Things were not good from the start. She often growled at me and showed her teeth. I worked with her the best I could to develop a relationship - but quite frankly she scared me. Over time she got better, but still on occasion growled, often for what seemed to be no reason. I do, however, realize that she must have perceived some kind of threat After about a year, I hired a trainer to help me work with her. She was not growling any more but showed dominance in other ways, not eating while I was present, not allowing me to put on or remove her collar (again, growling), etc. She even once bit the trainer, not hard, but she bit him non-the-less. For a while my boyfriend fed her and handled the collar. However, overall her behavior improved, in fact she even learned to be affectionate. I did experience occasional growling issues, but much, much, less often, and I grew to love the dog.

We have very little control over Gabby. She must often be lured with treats in order to get compliance (she does know commands but refuses to obey unless given a reward). She can not be taken to the vet because she will not allow them to come near her. Nor can she be groomed by a professional groomer, or us, unless she is muzzled. Muzzling her is an extremely time consuming feat. She is typically isolated when visitors come to my home. We only allow her to be around a select and small group of people.

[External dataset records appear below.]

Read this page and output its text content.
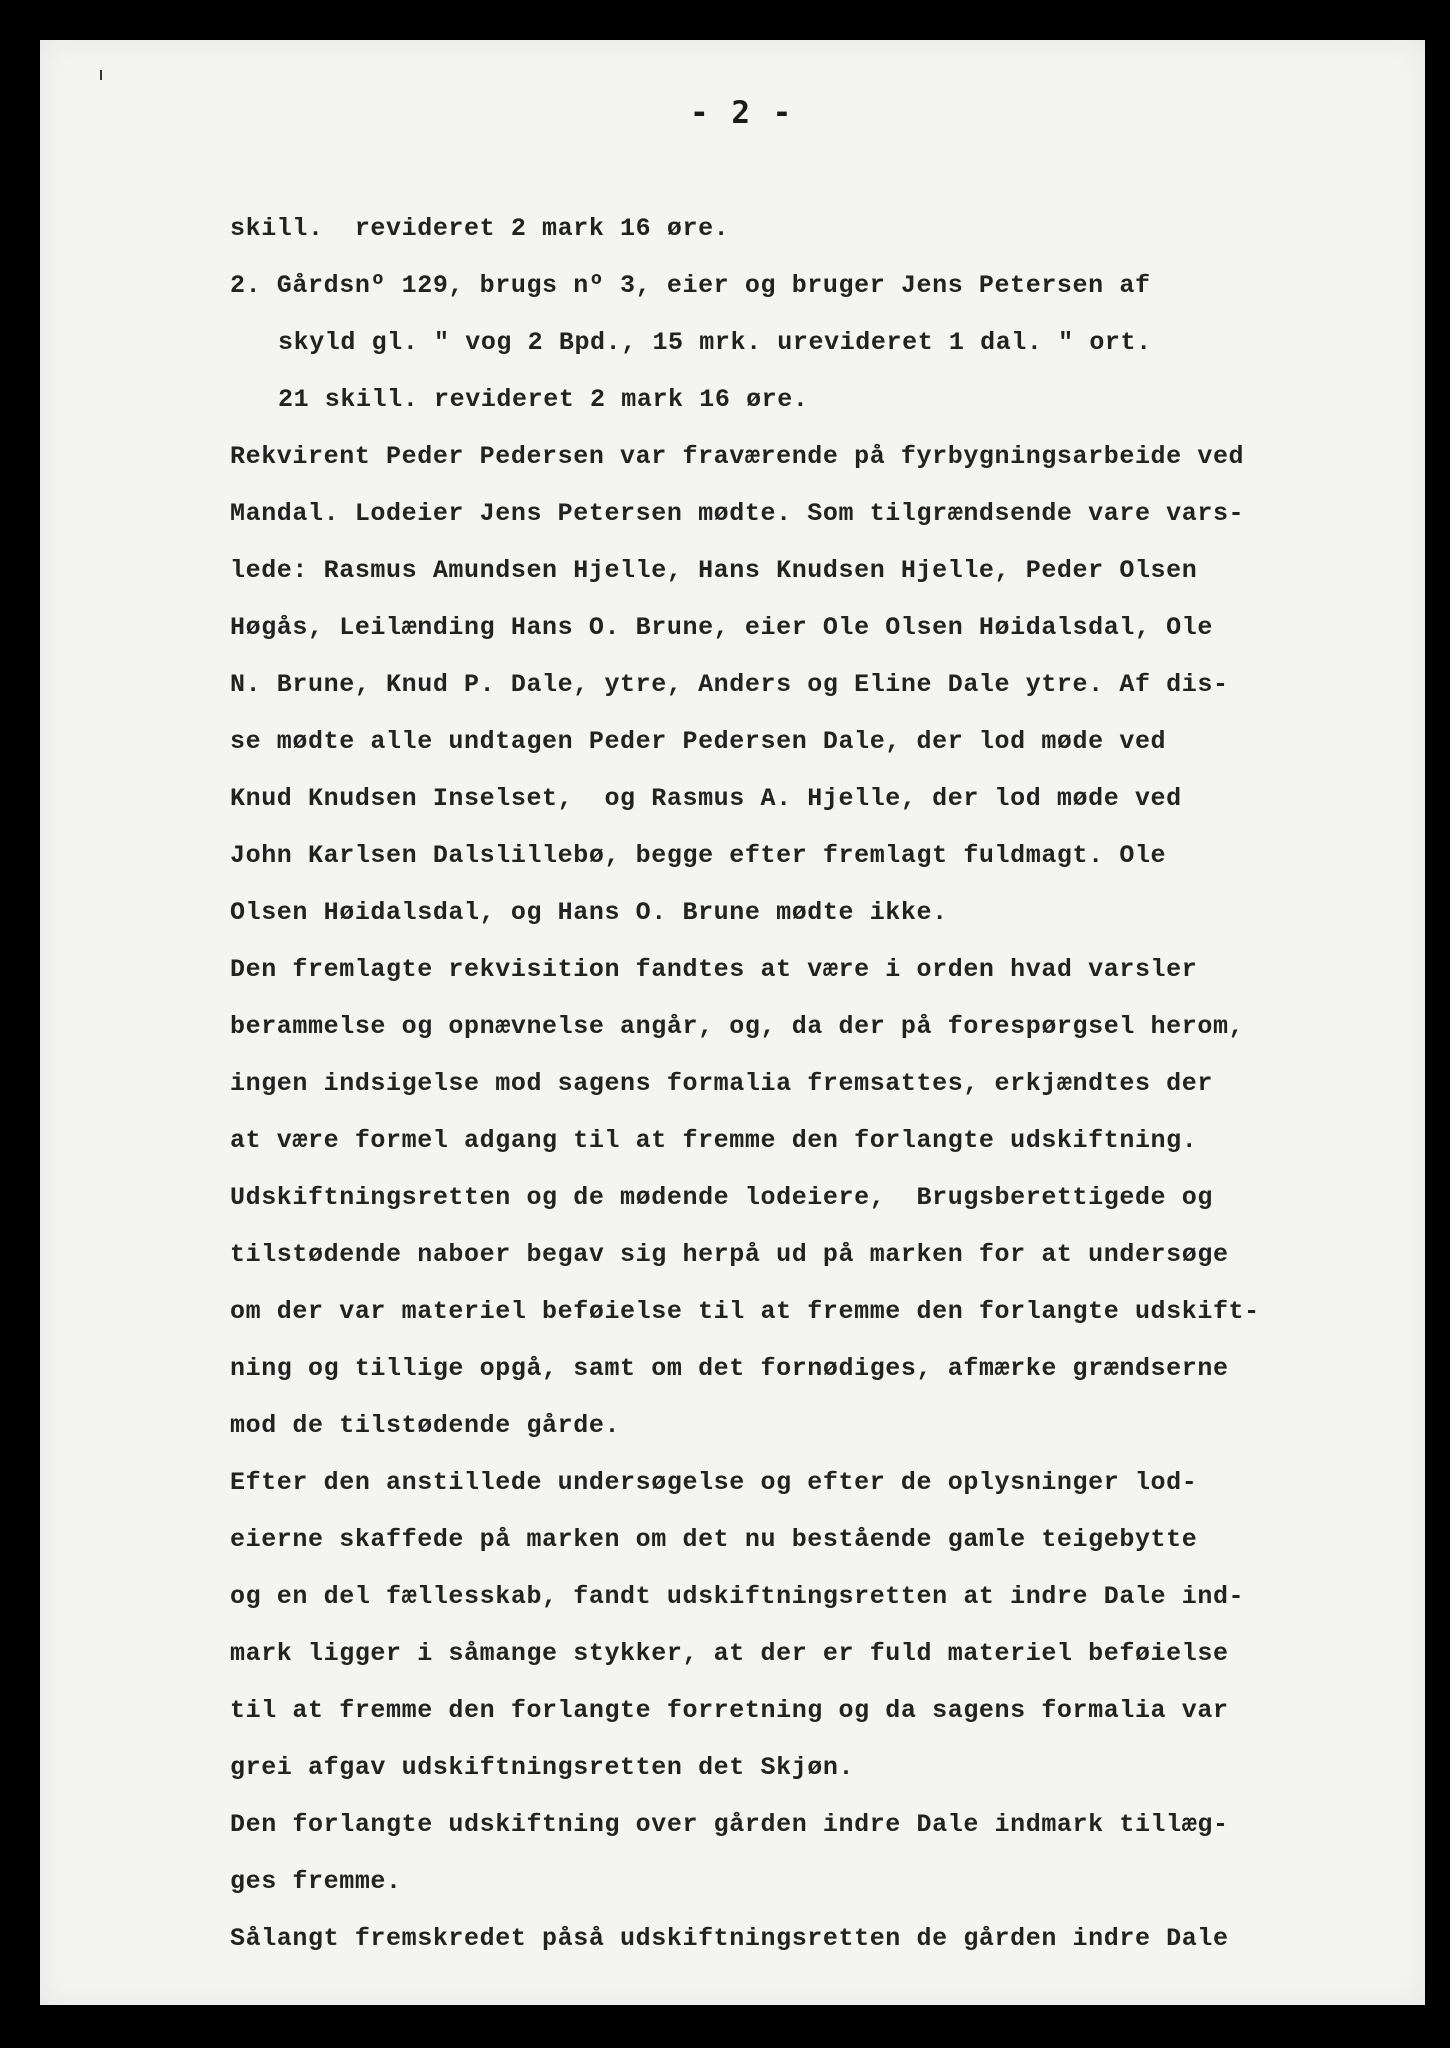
- 2 -
skill.  revideret 2 mark 16 øre.
2. Gårdsnº 129, brugs nº 3, eier og bruger Jens Petersen af
skyld gl. " vog 2 Bpd., 15 mrk. urevideret 1 dal. " ort.
21 skill. revideret 2 mark 16 øre.
Rekvirent Peder Pedersen var fraværende på fyrbygningsarbeide ved
Mandal. Lodeier Jens Petersen mødte. Som tilgrændsende vare vars-
lede: Rasmus Amundsen Hjelle, Hans Knudsen Hjelle, Peder Olsen
Høgås, Leilænding Hans O. Brune, eier Ole Olsen Høidalsdal, Ole
N. Brune, Knud P. Dale, ytre, Anders og Eline Dale ytre. Af dis-
se mødte alle undtagen Peder Pedersen Dale, der lod møde ved
Knud Knudsen Inselset,  og Rasmus A. Hjelle, der lod møde ved
John Karlsen Dalslillebø, begge efter fremlagt fuldmagt. Ole
Olsen Høidalsdal, og Hans O. Brune mødte ikke.
Den fremlagte rekvisition fandtes at være i orden hvad varsler
berammelse og opnævnelse angår, og, da der på forespørgsel herom,
ingen indsigelse mod sagens formalia fremsattes, erkjændtes der
at være formel adgang til at fremme den forlangte udskiftning.
Udskiftningsretten og de mødende lodeiere,  Brugsberettigede og
tilstødende naboer begav sig herpå ud på marken for at undersøge
om der var materiel beføielse til at fremme den forlangte udskift-
ning og tillige opgå, samt om det fornødiges, afmærke grændserne
mod de tilstødende gårde.
Efter den anstillede undersøgelse og efter de oplysninger lod-
eierne skaffede på marken om det nu bestående gamle teigebytte
og en del fællesskab, fandt udskiftningsretten at indre Dale ind-
mark ligger i såmange stykker, at der er fuld materiel beføielse
til at fremme den forlangte forretning og da sagens formalia var
grei afgav udskiftningsretten det Skjøn.
Den forlangte udskiftning over gården indre Dale indmark tillæg-
ges fremme.
Sålangt fremskredet påså udskiftningsretten de gården indre Dale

It is now 2.5 years since I adopted her. For some unknown reason, the behavior has again escalated. Just yesterday she prevented me from going to the back door to let her out. She faced me off and growled. I would like to begin training again, but I'm a little afraid. Also, I am unsure that I can get my boyfriends long term cooperation. (our styles are very different and often, as experienced in the past, has undone any training that I've accomplished). Can this dog be saved? Do I have some real safety issues I need to be concerned with? I would prefer not to give up. I made a commitment to this beautiful beast and feel that she is not to blame. She has been treated poorly by humans in the past and is reacting to past experiences.

Please Help.
Ed
Ed Ed's Answer:
You are way, way out of your league with this dog. Put it to sleep before you are hurt and go get a nice friendly rescue dog. Read the article on my web site about CHOW’s and CHOW-Mixes.

When your skill level cannot even get you out of your house because you cannot deal with the dog things are only going to go downhill.